We further used four different classifiers: LR (Logistic Regression), CART (Classification and Regression Tree), BPNN (Back Propagation Neural Network) and SVM (support vector machine). Note the efficiency and precision of a classifier depend greatly on its parameters. For example, the more the number of hidden neurons in a BPNN, the better the fitting precision but the longer the training time. Therefore, we applied trail and error to choose the proper value of parameters for every classifier in our comparative experiment. For BNN, we constructed a single-hidden-layer BP neural network with 10 hidden neurons and limited the value of maximum iteration to 500. For SVM, we averaged the results of 10 trails as the parameters of SVM are randomly chosen. Our experimental outcome is summarized in Table 3. Although the computational efficiency of LR and CART is excellent, the accuracy is not of acceptable standard. BPNN and SVM can achieve high accuracy but the progress of training is comparably time consuming due to their computational complexity. Compared with other classification techniques, ELM has the superior performance in both accuracy and learning speed.

5 Conclusions

Domain name analysis is proposed to be an effective and significant approach to detect APTs. However, in order to avoid detection and elude tracking, evasive techniques like DGA are widely leveraged by modern perpetrators to generate a large number of malware domains, which poses serious challenges faced with current detection systems. High accuracy or precision is no more the single primary goal for a detection system and how to improve the efficiency has also become a critical issue.

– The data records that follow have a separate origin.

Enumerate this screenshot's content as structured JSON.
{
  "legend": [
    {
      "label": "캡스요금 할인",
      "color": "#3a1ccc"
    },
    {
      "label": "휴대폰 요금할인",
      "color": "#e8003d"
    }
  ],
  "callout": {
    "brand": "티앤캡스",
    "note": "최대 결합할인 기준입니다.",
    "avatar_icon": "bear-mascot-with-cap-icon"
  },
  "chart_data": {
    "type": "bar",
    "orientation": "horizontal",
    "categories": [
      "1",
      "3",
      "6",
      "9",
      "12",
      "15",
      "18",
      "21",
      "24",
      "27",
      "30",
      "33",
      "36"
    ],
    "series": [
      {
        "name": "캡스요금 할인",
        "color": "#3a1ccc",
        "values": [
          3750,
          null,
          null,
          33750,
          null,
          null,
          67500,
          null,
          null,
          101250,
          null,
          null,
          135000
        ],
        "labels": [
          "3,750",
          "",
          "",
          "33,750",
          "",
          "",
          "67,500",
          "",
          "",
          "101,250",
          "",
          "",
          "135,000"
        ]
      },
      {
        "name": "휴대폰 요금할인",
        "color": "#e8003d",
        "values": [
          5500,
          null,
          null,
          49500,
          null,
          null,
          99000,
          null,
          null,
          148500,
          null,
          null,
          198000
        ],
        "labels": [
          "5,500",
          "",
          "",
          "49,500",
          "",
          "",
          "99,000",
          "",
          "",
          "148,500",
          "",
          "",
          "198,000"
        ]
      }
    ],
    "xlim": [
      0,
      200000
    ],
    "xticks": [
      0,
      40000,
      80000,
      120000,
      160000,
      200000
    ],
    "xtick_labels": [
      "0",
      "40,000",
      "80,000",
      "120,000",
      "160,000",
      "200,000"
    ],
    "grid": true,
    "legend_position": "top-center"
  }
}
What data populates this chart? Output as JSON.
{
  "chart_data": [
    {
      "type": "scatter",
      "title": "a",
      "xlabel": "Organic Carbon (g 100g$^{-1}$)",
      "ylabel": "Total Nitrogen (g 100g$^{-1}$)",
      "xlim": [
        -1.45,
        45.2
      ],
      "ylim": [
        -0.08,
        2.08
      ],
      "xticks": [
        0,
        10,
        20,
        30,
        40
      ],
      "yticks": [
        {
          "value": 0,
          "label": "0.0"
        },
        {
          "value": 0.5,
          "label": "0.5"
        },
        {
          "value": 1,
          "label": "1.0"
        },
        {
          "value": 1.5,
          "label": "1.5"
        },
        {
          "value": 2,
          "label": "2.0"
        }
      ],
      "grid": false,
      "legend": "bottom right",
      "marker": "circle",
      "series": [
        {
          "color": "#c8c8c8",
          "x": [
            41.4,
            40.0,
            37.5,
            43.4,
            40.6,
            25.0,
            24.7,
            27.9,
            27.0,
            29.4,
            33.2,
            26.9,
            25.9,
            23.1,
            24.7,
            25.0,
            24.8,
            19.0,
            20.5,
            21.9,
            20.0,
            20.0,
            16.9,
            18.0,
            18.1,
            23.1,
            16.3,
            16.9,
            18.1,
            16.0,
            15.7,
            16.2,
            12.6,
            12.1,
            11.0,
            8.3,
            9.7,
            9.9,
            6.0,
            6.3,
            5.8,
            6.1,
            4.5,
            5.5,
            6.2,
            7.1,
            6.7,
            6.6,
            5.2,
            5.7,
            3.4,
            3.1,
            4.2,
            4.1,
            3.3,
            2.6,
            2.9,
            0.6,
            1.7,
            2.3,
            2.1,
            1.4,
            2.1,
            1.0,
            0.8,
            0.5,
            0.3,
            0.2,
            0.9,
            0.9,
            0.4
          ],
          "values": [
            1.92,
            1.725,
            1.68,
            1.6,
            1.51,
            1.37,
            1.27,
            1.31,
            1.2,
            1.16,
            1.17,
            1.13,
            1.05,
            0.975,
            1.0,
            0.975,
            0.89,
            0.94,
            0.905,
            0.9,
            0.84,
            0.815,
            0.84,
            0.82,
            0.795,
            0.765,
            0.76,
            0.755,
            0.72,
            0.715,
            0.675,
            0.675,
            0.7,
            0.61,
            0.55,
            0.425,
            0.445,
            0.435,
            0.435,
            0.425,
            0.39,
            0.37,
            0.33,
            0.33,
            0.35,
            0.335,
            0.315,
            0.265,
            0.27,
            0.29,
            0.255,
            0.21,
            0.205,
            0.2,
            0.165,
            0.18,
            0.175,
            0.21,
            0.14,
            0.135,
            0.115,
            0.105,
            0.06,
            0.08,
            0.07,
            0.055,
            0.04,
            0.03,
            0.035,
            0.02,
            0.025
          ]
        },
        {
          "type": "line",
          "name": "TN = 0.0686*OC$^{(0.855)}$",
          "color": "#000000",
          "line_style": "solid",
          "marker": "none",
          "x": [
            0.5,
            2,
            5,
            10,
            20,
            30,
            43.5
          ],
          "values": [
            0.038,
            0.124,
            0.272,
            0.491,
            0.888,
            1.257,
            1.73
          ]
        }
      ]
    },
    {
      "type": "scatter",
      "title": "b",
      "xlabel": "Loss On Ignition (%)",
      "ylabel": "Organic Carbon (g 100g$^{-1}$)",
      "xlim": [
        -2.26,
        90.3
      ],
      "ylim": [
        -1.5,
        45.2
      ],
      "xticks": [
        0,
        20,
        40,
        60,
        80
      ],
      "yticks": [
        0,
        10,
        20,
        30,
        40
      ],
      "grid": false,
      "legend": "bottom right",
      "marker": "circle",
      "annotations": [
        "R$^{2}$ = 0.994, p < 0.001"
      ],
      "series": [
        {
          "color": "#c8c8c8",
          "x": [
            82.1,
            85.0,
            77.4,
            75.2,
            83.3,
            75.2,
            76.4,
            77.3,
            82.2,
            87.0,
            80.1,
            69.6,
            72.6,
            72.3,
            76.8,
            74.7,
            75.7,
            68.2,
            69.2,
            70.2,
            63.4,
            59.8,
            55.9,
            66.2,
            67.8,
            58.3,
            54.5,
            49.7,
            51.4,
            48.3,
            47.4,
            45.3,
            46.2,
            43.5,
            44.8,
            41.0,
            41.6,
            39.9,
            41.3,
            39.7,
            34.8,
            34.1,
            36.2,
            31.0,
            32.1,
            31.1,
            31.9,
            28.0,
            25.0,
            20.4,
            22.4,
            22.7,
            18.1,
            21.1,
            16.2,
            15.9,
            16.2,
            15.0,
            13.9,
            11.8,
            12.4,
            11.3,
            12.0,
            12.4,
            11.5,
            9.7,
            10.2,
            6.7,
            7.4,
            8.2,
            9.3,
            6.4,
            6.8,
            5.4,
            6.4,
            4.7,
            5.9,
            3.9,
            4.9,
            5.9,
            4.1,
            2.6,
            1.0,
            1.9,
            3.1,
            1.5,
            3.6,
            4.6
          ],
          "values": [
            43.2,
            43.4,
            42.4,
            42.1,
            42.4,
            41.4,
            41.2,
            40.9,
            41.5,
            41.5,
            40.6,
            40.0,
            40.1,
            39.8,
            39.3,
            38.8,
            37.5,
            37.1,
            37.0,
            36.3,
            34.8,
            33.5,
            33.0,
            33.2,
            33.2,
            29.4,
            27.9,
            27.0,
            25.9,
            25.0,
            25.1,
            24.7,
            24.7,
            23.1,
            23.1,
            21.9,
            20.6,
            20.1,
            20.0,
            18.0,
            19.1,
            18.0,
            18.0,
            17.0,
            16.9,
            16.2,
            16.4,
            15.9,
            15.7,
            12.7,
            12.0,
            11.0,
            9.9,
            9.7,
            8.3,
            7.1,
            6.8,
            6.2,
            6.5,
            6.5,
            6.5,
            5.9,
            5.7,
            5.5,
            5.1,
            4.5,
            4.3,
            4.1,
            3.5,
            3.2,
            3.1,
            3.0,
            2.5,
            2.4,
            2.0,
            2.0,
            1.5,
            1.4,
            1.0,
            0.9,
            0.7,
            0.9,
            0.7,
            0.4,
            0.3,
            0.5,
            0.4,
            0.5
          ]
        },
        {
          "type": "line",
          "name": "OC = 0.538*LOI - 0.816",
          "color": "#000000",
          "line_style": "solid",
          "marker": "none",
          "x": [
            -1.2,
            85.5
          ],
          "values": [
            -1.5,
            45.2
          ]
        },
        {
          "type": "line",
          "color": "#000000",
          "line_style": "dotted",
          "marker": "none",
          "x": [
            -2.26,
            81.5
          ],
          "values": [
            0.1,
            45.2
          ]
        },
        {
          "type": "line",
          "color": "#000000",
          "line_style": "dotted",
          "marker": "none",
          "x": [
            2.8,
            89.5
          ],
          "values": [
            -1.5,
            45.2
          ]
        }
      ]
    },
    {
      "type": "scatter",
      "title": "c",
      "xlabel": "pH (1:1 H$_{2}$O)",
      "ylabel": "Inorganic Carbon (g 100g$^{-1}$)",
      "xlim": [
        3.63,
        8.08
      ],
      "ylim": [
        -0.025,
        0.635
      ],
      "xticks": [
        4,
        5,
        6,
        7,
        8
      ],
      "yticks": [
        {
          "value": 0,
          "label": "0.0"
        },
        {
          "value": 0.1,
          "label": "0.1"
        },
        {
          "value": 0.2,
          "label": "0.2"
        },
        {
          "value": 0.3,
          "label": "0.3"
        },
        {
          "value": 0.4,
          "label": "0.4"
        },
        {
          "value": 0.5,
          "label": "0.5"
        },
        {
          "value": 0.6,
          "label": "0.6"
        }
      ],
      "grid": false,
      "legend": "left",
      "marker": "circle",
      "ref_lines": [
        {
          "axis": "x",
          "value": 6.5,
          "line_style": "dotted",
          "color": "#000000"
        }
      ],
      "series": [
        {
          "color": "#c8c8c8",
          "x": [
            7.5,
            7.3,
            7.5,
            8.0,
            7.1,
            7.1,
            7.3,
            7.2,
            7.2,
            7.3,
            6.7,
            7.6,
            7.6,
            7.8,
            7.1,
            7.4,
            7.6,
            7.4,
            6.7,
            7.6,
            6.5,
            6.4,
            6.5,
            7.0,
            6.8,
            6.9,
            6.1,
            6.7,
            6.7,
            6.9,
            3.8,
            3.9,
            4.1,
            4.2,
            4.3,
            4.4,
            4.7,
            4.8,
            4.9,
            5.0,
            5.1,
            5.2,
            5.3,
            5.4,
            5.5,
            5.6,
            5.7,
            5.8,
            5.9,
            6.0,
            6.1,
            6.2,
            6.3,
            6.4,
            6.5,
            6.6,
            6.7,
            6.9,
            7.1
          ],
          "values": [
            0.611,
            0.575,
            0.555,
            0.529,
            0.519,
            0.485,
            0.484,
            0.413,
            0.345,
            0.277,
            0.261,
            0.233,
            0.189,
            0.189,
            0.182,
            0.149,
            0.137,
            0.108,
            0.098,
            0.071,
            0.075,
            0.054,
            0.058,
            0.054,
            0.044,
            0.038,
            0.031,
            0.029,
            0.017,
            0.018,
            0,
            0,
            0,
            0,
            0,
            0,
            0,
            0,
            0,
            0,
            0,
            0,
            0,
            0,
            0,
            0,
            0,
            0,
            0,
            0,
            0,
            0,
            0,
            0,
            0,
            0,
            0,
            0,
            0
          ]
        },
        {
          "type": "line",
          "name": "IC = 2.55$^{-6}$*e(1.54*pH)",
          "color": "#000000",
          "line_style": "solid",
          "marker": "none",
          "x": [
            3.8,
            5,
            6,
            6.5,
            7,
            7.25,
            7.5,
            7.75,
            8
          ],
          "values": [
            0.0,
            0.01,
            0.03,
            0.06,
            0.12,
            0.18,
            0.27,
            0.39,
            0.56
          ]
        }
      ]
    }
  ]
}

In this paper we present a detection method towards the detection for malicious domains. Nine features classified into four categories (Construction-based, IP-based, TTL-based and WHOIS-based) are identified to characterize domain names and ELM is utilized as the classifier in our methodology. The outcome of our experiment demonstrates that the features we propose are indicative to associate domain names with malicious activities. According to further analysis of our comparative experiment, ELM not only yields good performance in detecting malicious but shows a clear advantage of fast learning speed. We believe our research can reveal some representative patterns of malware domains and be exploited as an effective supplement to the existing approaches for detecting APT attacks.